What is Tennis Elbow?
Lateral Epicondylitis, or Tennis Elbow, occurs on the outside of the elbow and sometimes in the forearm and wrist. Pain is the primary symptom. It is normally caused either by trauma to the elbow or, more often, by repeated stress on the elbow tendons in sports or by use of certain tools. It may be recognized as swelling of the tendons that bend the wrist backward away from the palm of the hand.
As the name implies, Lateral Epicondylitis is often caused by the force of the tennis racket hitting balls in the backhand position. When making a backhand stroke in tennis, the tendons that roll over the end of the elbow can become damaged. Forearm muscles which attach to the outside of the elbow may become sore from excessive strain. However, many people who suffer from Lateral Epicondylitis do not play tennis. The problem can be caused by any repetitive movement.
Symptoms may start with pain, burning, or an ache along the outside of the forearm and elbow. If the activity continues, pain may spread to the wrist, even at rest. It may cause feel pain to lift and grip small objects, such as a coffee cup. A weak grip is another symptom.
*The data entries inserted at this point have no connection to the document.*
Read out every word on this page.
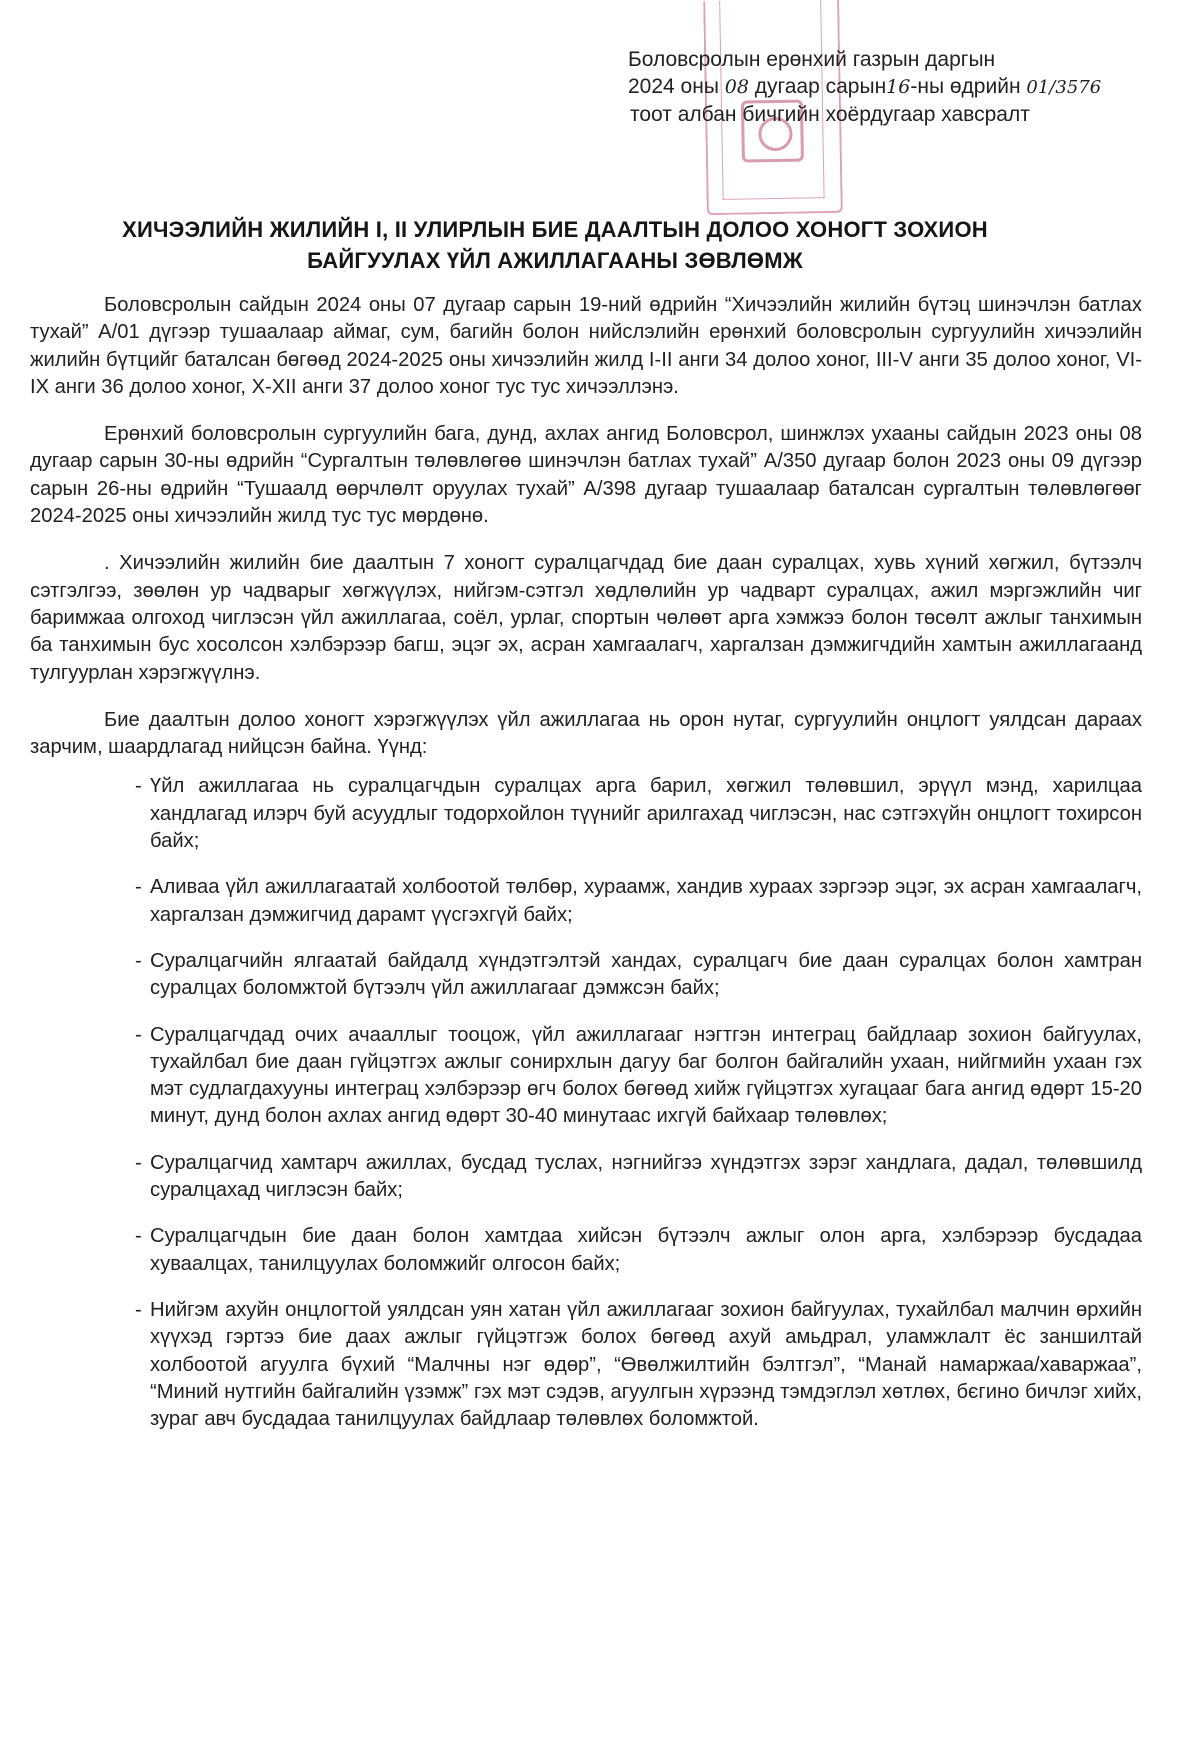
Боловсролын ерөнхий газрын даргын
2024 оны 08 дугаар сарын16-ны өдрийн 01/3576
тоот албан бичгийн хоёрдугаар хавсралт
ХИЧЭЭЛИЙН ЖИЛИЙН I, II УЛИРЛЫН БИЕ ДААЛТЫН ДОЛОО ХОНОГТ ЗОХИОН
БАЙГУУЛАХ ҮЙЛ АЖИЛЛАГААНЫ ЗӨВЛӨМЖ

Боловсролын сайдын 2024 оны 07 дугаар сарын 19-ний өдрийн “Хичээлийн жилийн бүтэц шинэчлэн батлах тухай” А/01 дүгээр тушаалаар аймаг, сум, багийн болон нийслэлийн ерөнхий боловсролын сургуулийн хичээлийн жилийн бүтцийг баталсан бөгөөд 2024-2025 оны хичээлийн жилд I-II анги 34 долоо хоног, III-V анги 35 долоо хоног, VI-IX анги 36 долоо хоног, X-XII анги 37 долоо хоног тус тус хичээллэнэ.

Ерөнхий боловсролын сургуулийн бага, дунд, ахлах ангид Боловсрол, шинжлэх ухааны сайдын 2023 оны 08 дугаар сарын 30-ны өдрийн “Сургалтын төлөвлөгөө шинэчлэн батлах тухай” А/350 дугаар болон 2023 оны 09 дүгээр сарын 26-ны өдрийн “Тушаалд өөрчлөлт оруулах тухай” А/398 дугаар тушаалаар баталсан сургалтын төлөвлөгөөг 2024-2025 оны хичээлийн жилд тус тус мөрдөнө.

. Хичээлийн жилийн бие даалтын 7 хоногт суралцагчдад бие даан суралцах, хувь хүний хөгжил, бүтээлч сэтгэлгээ, зөөлөн ур чадварыг хөгжүүлэх, нийгэм-сэтгэл хөдлөлийн ур чадварт суралцах, ажил мэргэжлийн чиг баримжаа олгоход чиглэсэн үйл ажиллагаа, соёл, урлаг, спортын чөлөөт арга хэмжээ болон төсөлт ажлыг танхимын ба танхимын бус хосолсон хэлбэрээр багш, эцэг эх, асран хамгаалагч, харгалзан дэмжигчдийн хамтын ажиллагаанд тулгуурлан хэрэгжүүлнэ.

Бие даалтын долоо хоногт хэрэгжүүлэх үйл ажиллагаа нь орон нутаг, сургуулийн онцлогт уялдсан дараах зарчим, шаардлагад нийцсэн байна. Үүнд:

- Үйл ажиллагаа нь суралцагчдын суралцах арга барил, хөгжил төлөвшил, эрүүл мэнд, харилцаа хандлагад илэрч буй асуудлыг тодорхойлон түүнийг арилгахад чиглэсэн, нас сэтгэхүйн онцлогт тохирсон байх;
- Аливаа үйл ажиллагаатай холбоотой төлбөр, хураамж, хандив хураах зэргээр эцэг, эх асран хамгаалагч, харгалзан дэмжигчид дарамт үүсгэхгүй байх;
- Суралцагчийн ялгаатай байдалд хүндэтгэлтэй хандах, суралцагч бие даан суралцах болон хамтран суралцах боломжтой бүтээлч үйл ажиллагааг дэмжсэн байх;
- Суралцагчдад очих ачааллыг тооцож, үйл ажиллагааг нэгтгэн интеграц байдлаар зохион байгуулах, тухайлбал бие даан гүйцэтгэх ажлыг сонирхлын дагуу баг болгон байгалийн ухаан, нийгмийн ухаан гэх мэт судлагдахууны интеграц хэлбэрээр өгч болох бөгөөд хийж гүйцэтгэх хугацааг бага ангид өдөрт 15-20 минут, дунд болон ахлах ангид өдөрт 30-40 минутаас ихгүй байхаар төлөвлөх;
- Суралцагчид хамтарч ажиллах, бусдад туслах, нэгнийгээ хүндэтгэх зэрэг хандлага, дадал, төлөвшилд суралцахад чиглэсэн байх;
- Суралцагчдын бие даан болон хамтдаа хийсэн бүтээлч ажлыг олон арга, хэлбэрээр бусдадаа хуваалцах, танилцуулах боломжийг олгосон байх;
- Нийгэм ахуйн онцлогтой уялдсан уян хатан үйл ажиллагааг зохион байгуулах, тухайлбал малчин өрхийн хүүхэд гэртээ бие даах ажлыг гүйцэтгэж болох бөгөөд ахуй амьдрал, уламжлалт ёс заншилтай холбоотой агуулга бүхий “Малчны нэг өдөр”, “Өвөлжилтийн бэлтгэл”, “Манай намаржаа/хаваржаа”, “Миний нутгийн байгалийн үзэмж” гэх мэт сэдэв, агуулгын хүрээнд тэмдэглэл хөтлөх, бєгино бичлэг хийх, зураг авч бусдадаа танилцуулах байдлаар төлөвлөх боломжтой.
In a 2015 study at IU Health Ball Memorial Hospital and The University of Texas Medical Branch found IASTM therapy to be “an effective treatment option for patients with LE tendinopathy, as an initial treatment, and after an eccentric exercise program has failed.” Subjects assigned to the treatment group were seen in a physical therapy clinic twice weekly for four weeks. At least two days were given between sessions to allow for adequate response to the theorized regenerative stimulation from the treatment. The treatment was performed by applying instruments topically in a systematic pattern throughout the involved extremity deliver particular pressures and shear forces to the underlying tissue.
In the study , researchers found that both comparative treatments in this study aim to improve the pathologic condition of the tendon, have evidence indicating positive physiologic effect…. “This study compares [IASTM] therapy to an evidence-based eccentric exercise program (EE) in the treatment of LE tendinopathy. The results show that subjects who received [IASTM] therapy reported greater reductions in disability (DASH*) and greater gains in maximum grip strength than subjects in the EE group. In 21 recalcitrant subjects who failed to respond to the initial EE program, four weeks of delayed entry [IASTM] therapy resulted in statistically significant improvements in DASH scores, pain with activity and function. Long-term follow-up revealed that the subjects maintained their gains at 6 and 12 months, and these delayed entry subjects made gains similar to the gains made by patients who received [IASTM] therapy as an initial treatment.”
Tennis elbow and golfer’s elbow are similar conditions, both involving pain along the forearm and elbow. However, tennis elbow presents with pain on the outside, or lateral side of the elbow, while golfer’s elbow tends to cause pain on the inside, or medial side. From a functional point of view, the conditions are essentially opposite. This reflects the differing movements characteristic of the sports that give them their names.
Medial Epicondylitis is also known as golfer's elbow, baseball elbow, suitcase elbow, or forehand tennis elbow. It's characterized by pain from the elbow to the wrist on the inside (medial side) of the elbow. The pain is caused by damage to the tendons, tough cords of tissue that connect muscle with bone, that bend the wrist toward the palm. Golfers aren’t the only ones who develop Medial Epicondylitis. It can be caused by swinging a tennis racquet, hefting a loaded food tray, hammering nails, or pounding away on a computer keyboard.
Both Lateral and Medial Epicondylitis respond well to IASTM treatment.
To see our full webinar on Treating Tennis Elbow with IASTM, click here.
Sevier and Stegink-Jansen (2015), PeerJ, DOI 10.7717/peerj.967
*The DASH Score (Disabilities of Arm, Shoulder and Hand) is a questionnaire for orthopedic patients and was developed in 1996 by the Council of Musculoskeletal Specialty Societies, the American Academy of Orthopaedic Surgeons and the Institute for Work and Health Canada.